A primeira pessoa a perceber que tinha algo errado foi minha mãe. Em uma manhã de Setembro de 2013 ela estava sentada à minha frente tomando café e percebeu que meu pescoço estava diferente. Olhei no espelho e não vi nada. A cada dia ela dizia que tinha algo estranho e que deveria procurar um médico. Pff, logo eu, a rainha da automedicação, a rainha do “odeio médico”, a rainha do “só vou ao médico se estiver morrendo”. Uma semana depois fui direto pra emergência da Unimed (meu plano de saúde na época) com um “caroço” na garganta. Emergência no domingo só tinha uma especialidade plausível: otorrinolaringologista. Claro né, garganta e otorrino é tudo igual. Quando ele viu fez os exames de toque e questionou inúmeras vezes se eu sentia dor e eu me irritando, pois a resposta até hoje é: não, não sinto dor no bócio. Fez ultrassom e disse algo como “tem muito líquido, por isso não sente dor, você tem sorte” e em seguida me encaminhou para um endocrinologista com urgência.

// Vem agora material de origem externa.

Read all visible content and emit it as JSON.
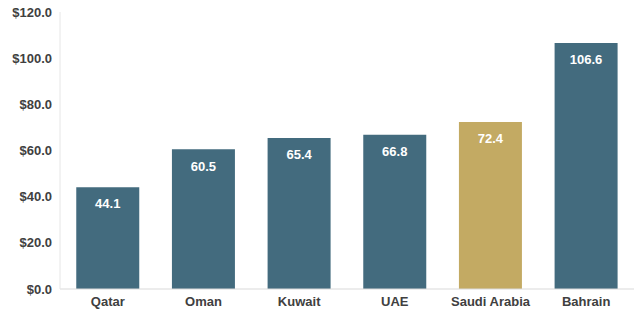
{
  "chart_data": {
    "type": "bar",
    "categories": [
      "Qatar",
      "Oman",
      "Kuwait",
      "UAE",
      "Saudi Arabia",
      "Bahrain"
    ],
    "values": [
      44.1,
      60.5,
      65.4,
      66.8,
      72.4,
      106.6
    ],
    "colors": [
      "#436b7e",
      "#436b7e",
      "#436b7e",
      "#436b7e",
      "#c3aa63",
      "#436b7e"
    ],
    "ylim": [
      0,
      120
    ],
    "yticks": [
      {
        "value": 0,
        "label": "$0.0"
      },
      {
        "value": 20,
        "label": "$20.0"
      },
      {
        "value": 40,
        "label": "$40.0"
      },
      {
        "value": 60,
        "label": "$60.0"
      },
      {
        "value": 80,
        "label": "$80.0"
      },
      {
        "value": 100,
        "label": "$100.0"
      },
      {
        "value": 120,
        "label": "$120.0"
      }
    ],
    "grid": false,
    "data_labels": true
  }
}
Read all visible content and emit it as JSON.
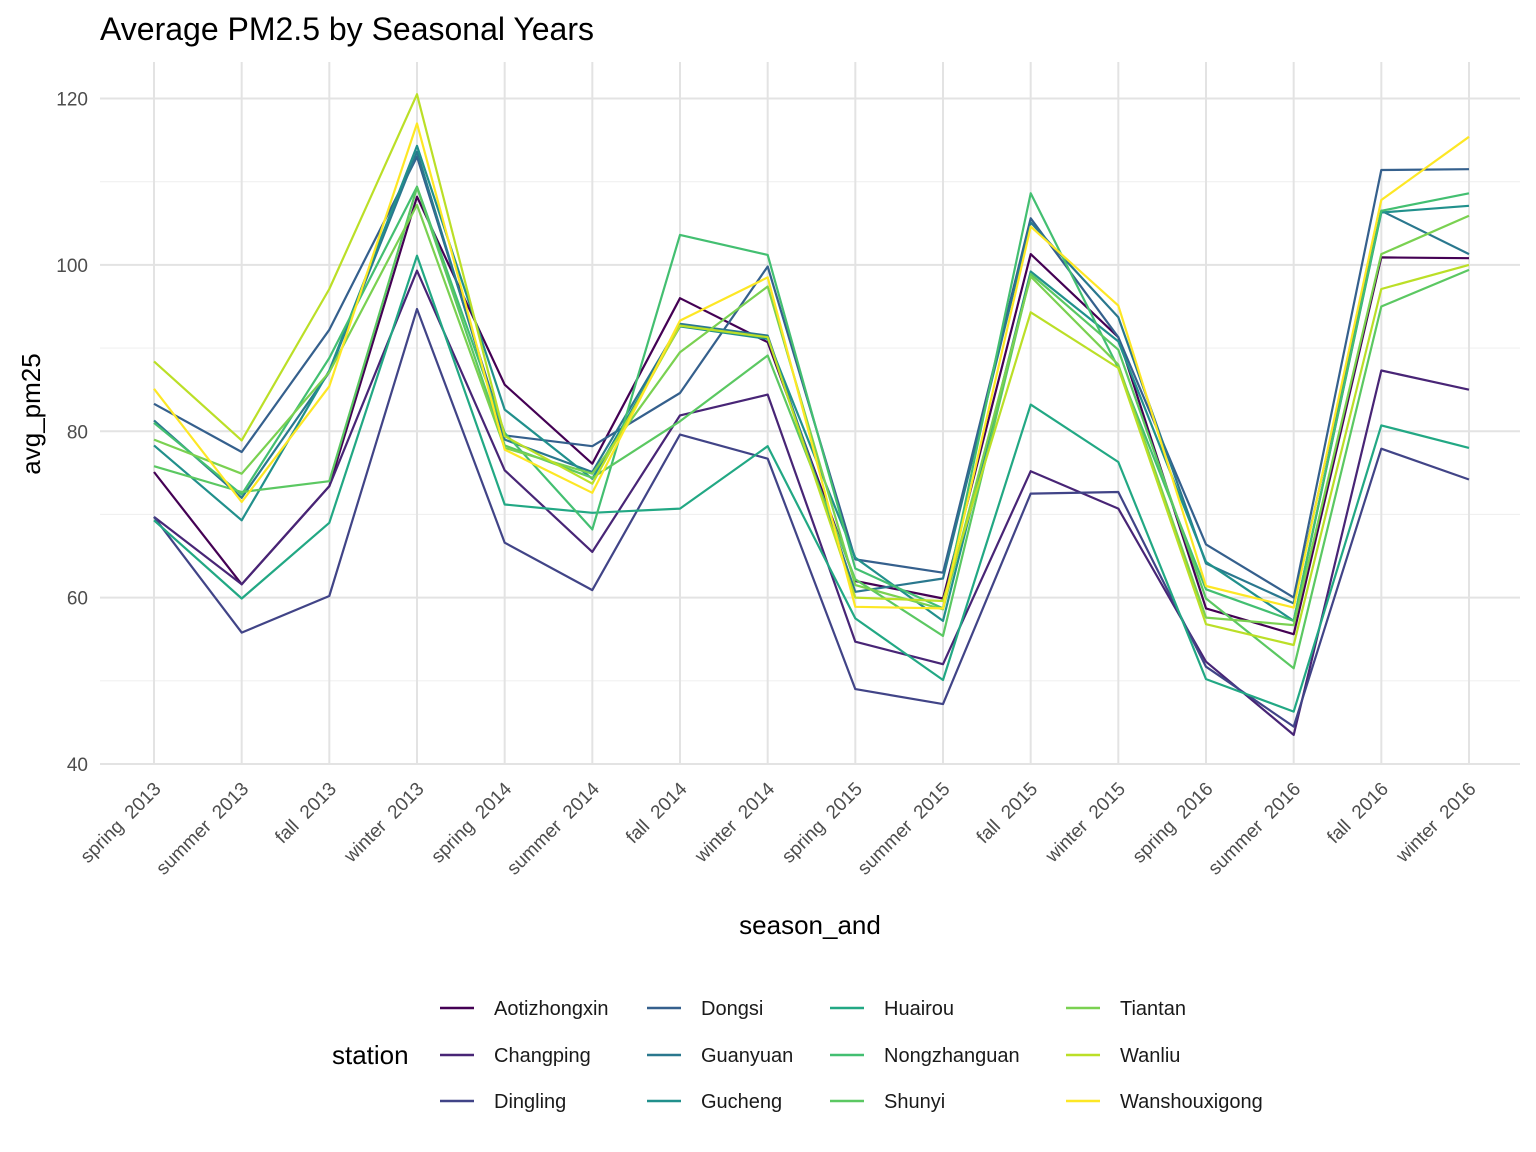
{
  "chart_data": {
    "type": "line",
    "title": "Average PM2.5 by Seasonal Years",
    "xlabel": "season_and",
    "ylabel": "avg_pm25",
    "ylim": [
      40,
      124
    ],
    "yticks": [
      40,
      60,
      80,
      100,
      120
    ],
    "categories": [
      "spring  2013",
      "summer  2013",
      "fall  2013",
      "winter  2013",
      "spring  2014",
      "summer  2014",
      "fall  2014",
      "winter  2014",
      "spring  2015",
      "summer  2015",
      "fall  2015",
      "winter  2015",
      "spring  2016",
      "summer  2016",
      "fall  2016",
      "winter  2016"
    ],
    "legend": {
      "title": "station",
      "position": "bottom"
    },
    "series": [
      {
        "name": "Aotizhongxin",
        "color": "#440154",
        "values": [
          75.1,
          61.6,
          73.4,
          108.2,
          85.6,
          76.1,
          96.0,
          90.7,
          62.0,
          59.9,
          101.3,
          91.3,
          58.7,
          55.6,
          100.9,
          100.8
        ]
      },
      {
        "name": "Changping",
        "color": "#482576",
        "values": [
          69.7,
          61.6,
          73.4,
          99.3,
          75.3,
          65.5,
          81.9,
          84.4,
          54.7,
          52.0,
          75.2,
          70.7,
          52.3,
          43.5,
          87.3,
          85.0
        ]
      },
      {
        "name": "Dingling",
        "color": "#414487",
        "values": [
          69.7,
          55.8,
          60.2,
          94.7,
          66.6,
          60.9,
          79.6,
          76.7,
          49.0,
          47.2,
          72.5,
          72.7,
          51.7,
          44.5,
          77.9,
          74.2
        ]
      },
      {
        "name": "Dongsi",
        "color": "#35608D",
        "values": [
          83.3,
          77.5,
          92.2,
          113.0,
          79.5,
          78.2,
          84.6,
          99.8,
          64.6,
          63.0,
          105.6,
          91.3,
          66.4,
          60.0,
          111.4,
          111.5
        ]
      },
      {
        "name": "Guanyuan",
        "color": "#2A788E",
        "values": [
          81.3,
          72.0,
          87.1,
          113.6,
          79.0,
          75.1,
          92.9,
          91.5,
          60.7,
          62.3,
          105.1,
          93.7,
          64.1,
          59.3,
          106.5,
          101.3
        ]
      },
      {
        "name": "Gucheng",
        "color": "#21908C",
        "values": [
          78.3,
          69.3,
          87.3,
          114.3,
          82.6,
          74.3,
          92.6,
          91.1,
          64.8,
          57.2,
          99.2,
          90.8,
          64.3,
          57.2,
          106.3,
          107.1
        ]
      },
      {
        "name": "Huairou",
        "color": "#22A884",
        "values": [
          69.3,
          59.9,
          69.0,
          101.1,
          71.2,
          70.2,
          70.7,
          78.2,
          57.5,
          50.1,
          83.2,
          76.3,
          50.2,
          46.3,
          80.7,
          78.0
        ]
      },
      {
        "name": "Nongzhanguan",
        "color": "#43BF71",
        "values": [
          81.0,
          72.4,
          88.8,
          109.4,
          79.8,
          68.2,
          103.6,
          101.2,
          63.5,
          58.7,
          108.6,
          87.6,
          61.0,
          57.2,
          106.5,
          108.6
        ]
      },
      {
        "name": "Shunyi",
        "color": "#5BC862",
        "values": [
          75.8,
          72.7,
          74.0,
          109.3,
          78.3,
          74.4,
          81.2,
          89.1,
          62.2,
          55.4,
          98.9,
          89.8,
          59.9,
          51.5,
          95.0,
          99.4
        ]
      },
      {
        "name": "Tiantan",
        "color": "#7AD151",
        "values": [
          79.0,
          74.9,
          87.1,
          107.2,
          78.0,
          74.9,
          89.5,
          97.4,
          61.5,
          58.6,
          98.6,
          88.0,
          57.6,
          56.7,
          101.3,
          105.9
        ]
      },
      {
        "name": "Wanliu",
        "color": "#BBDF27",
        "values": [
          88.4,
          78.9,
          97.1,
          120.5,
          79.4,
          73.7,
          92.7,
          91.3,
          60.0,
          59.6,
          94.3,
          87.6,
          56.8,
          54.3,
          97.1,
          100.0
        ]
      },
      {
        "name": "Wanshouxigong",
        "color": "#FDE725",
        "values": [
          85.1,
          71.5,
          85.4,
          117.0,
          77.8,
          72.6,
          93.3,
          98.5,
          58.9,
          58.7,
          104.6,
          95.1,
          61.4,
          58.8,
          107.8,
          115.4
        ]
      }
    ]
  }
}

Marcar consulta com  médico na Unimed é que sem SUS: demora, demora, demora muito, principalmente se a especialidade for Endocrinologista. Conseguir marcar em menos de um mês (ô glória). Médico velhinho, simpático. Consultório com a mulher dele mandando em tudo, mesma chatice de sempre. Conversamos um pouco sobre o motivo de estar ali e ele solicitou os exames de sangue para verificar os níveis de T3, T4 e TSH, aquela coisa básica que temos que fazer de 2 em 2 ou de 3 em 3 meses. Resultado: hipertireoidismo. Causa: provavelmente estresse, emocional, psicológico. Não há casos na família. Provavelmente foi o idiota do meu ex que causou tudo isso quando teve a brilhante ideia de terminar. Foi a melhor ideia que ele teve, de verdade, não fomos feito para ficarmos juntos e muito menos sermos amigos, mas ainda assim, se nunca tivesse terminado eu não teria desencadeado hiper, ou talvez teria, afinal, nada é para sempre né. Só o distúrbio na tireoide. Isso sim é para sempre ou até que a morte nos separe.

Como todo bom médico de plano particular (talvez SUS seja assim, desconheço): não me explicou o suficiente e só passou medicação (Propiltiouracil, não me perguntem a dose, não lembro) e pediu pra voltar com 3 meses com novos exames de sangue. Como toda boa hipocondríaca que se preze: fui pesquisar no Pai Google. Isso foi em Setembro de 2013. Hoje estamos em Fevereiro de 2017 e a cada dia aprendo mais sobre a doença e os efeitos colaterais. A cada dia tenho mais dúvidas sobre minha medicação e sobre as opções de tratamento que ouvi. A cada dia quero mudar novamente de médico (estou no 5°). A cada dia é tudo diferente, tudo novidade.